The Broken Hearts Gallery  – Film Review

The Broken Hearts Gallery  – Film Review
by Hugh Maguire

Director: Natalie Krinsky
Writer: Natalie Krinsky (screenplay)
Stars: Geraldine Viswanathan, Dacre Montgomery, Utkarsh Ambudkar

This would make a good date movie – perhaps a second date when you may already have sussed out the humour level of your intended partner – and only if you are somewhere between 15 and 25.  On the other hand, on a rainy duvet afternoon it could go down comfortably too – good looking people, in good looking settings, everything coming out amicably.  Essentially an extended version of 1990’s sitcom, Friends with a smattering of current diversity protocols, the odd Lesbian kiss, regular references to masturbation and vibrators, dramatic New York shots worthy of Woody Allen, as well as a steady consumption of whiskey which out drinks Doc Boone in Stagecoach (1939).

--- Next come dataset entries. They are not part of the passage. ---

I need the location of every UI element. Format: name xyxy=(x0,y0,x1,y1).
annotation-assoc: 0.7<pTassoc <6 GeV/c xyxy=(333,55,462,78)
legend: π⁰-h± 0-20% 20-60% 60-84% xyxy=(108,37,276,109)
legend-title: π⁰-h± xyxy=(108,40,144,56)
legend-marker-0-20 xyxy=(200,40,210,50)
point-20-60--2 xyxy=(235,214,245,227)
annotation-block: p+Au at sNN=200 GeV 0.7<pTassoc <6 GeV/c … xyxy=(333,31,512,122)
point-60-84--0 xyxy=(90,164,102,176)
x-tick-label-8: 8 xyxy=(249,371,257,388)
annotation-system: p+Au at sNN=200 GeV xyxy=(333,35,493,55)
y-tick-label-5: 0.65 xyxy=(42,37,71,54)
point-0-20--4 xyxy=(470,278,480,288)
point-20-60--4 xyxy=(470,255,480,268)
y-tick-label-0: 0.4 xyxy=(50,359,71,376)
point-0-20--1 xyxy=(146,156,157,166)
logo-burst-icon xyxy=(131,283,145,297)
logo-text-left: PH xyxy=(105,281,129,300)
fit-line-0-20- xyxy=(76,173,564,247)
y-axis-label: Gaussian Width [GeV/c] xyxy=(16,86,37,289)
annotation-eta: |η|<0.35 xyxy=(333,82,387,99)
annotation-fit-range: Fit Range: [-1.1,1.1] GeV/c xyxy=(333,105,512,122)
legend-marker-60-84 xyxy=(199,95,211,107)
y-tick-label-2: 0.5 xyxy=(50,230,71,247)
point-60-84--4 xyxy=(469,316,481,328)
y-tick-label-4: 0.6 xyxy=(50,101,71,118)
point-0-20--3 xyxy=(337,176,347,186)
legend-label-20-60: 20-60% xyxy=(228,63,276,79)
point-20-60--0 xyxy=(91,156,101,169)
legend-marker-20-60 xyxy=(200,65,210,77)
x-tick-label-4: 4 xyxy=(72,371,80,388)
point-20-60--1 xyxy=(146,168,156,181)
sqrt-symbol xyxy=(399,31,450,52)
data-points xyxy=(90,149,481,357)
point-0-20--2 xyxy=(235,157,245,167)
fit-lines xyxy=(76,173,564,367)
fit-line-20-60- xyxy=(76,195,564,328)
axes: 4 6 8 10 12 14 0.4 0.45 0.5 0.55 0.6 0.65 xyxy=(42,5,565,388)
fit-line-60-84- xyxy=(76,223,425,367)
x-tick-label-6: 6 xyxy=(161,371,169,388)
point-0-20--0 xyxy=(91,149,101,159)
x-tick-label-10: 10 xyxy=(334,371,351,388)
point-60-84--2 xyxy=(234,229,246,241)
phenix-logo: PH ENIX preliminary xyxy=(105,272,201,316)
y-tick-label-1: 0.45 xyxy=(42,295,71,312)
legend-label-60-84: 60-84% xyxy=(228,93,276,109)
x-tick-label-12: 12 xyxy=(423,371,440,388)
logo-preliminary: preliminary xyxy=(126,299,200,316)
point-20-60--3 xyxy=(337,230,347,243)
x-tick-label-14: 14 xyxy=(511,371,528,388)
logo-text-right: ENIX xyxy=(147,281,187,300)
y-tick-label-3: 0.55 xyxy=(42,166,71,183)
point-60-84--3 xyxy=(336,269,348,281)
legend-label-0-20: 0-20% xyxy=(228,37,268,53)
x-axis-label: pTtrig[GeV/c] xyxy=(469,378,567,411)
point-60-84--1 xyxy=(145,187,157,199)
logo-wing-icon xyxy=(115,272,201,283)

Lucy Gulliver is the heroine, a sometimes irritating and perhaps self-satisfied presence on screen, is an abject hoarder who retains numerous small mementoes of her many dates and life’s encounters, a not uncommon scenario.  And indeed in the successful novel A Gentleman in Moscow, the narrator notes how we come to hold our dearest possessions more closely than our dearest friends.’  Literally falling out of an uptown art gallery, Lucy imposes herself on the off-the-Richter scale good looking and likeable, Nick, who improbably is developing a high-end hipster hotel in which she establishes a gallery for the heartbroken who can deposit their own mementoes.  In fact, Nick is further like Count Rostov, in being able to go through his bedroom clothes closet to a secret room, for yet more whiskey!  The ups and downs of getting their joint enterprise off the ground and the manner in which Nick and Lucy learn to let go is the basis of the simple narrative.

Funnily enough, the idea is not as quirky and ‘right on’ as the writer and director may think.  There is actually a long-established Museum of Broken Relationships in Zagreb which explores the same thing.  It essentially collects and displays objects from former lovers and the associated stories of break up and heartbreak.

There are deeper questions in the film, on why we hold onto things and while these depths are hinted at they are not explored too deeply or disturbingly.  No heart is seriously broken throughout the movie and in spite of some near misses and misunderstandings, the affluent beautiful people find their inevitable happy ending. Benefiting from some good comic timing and teamwork, it provides respite from our pervading COVID gloom.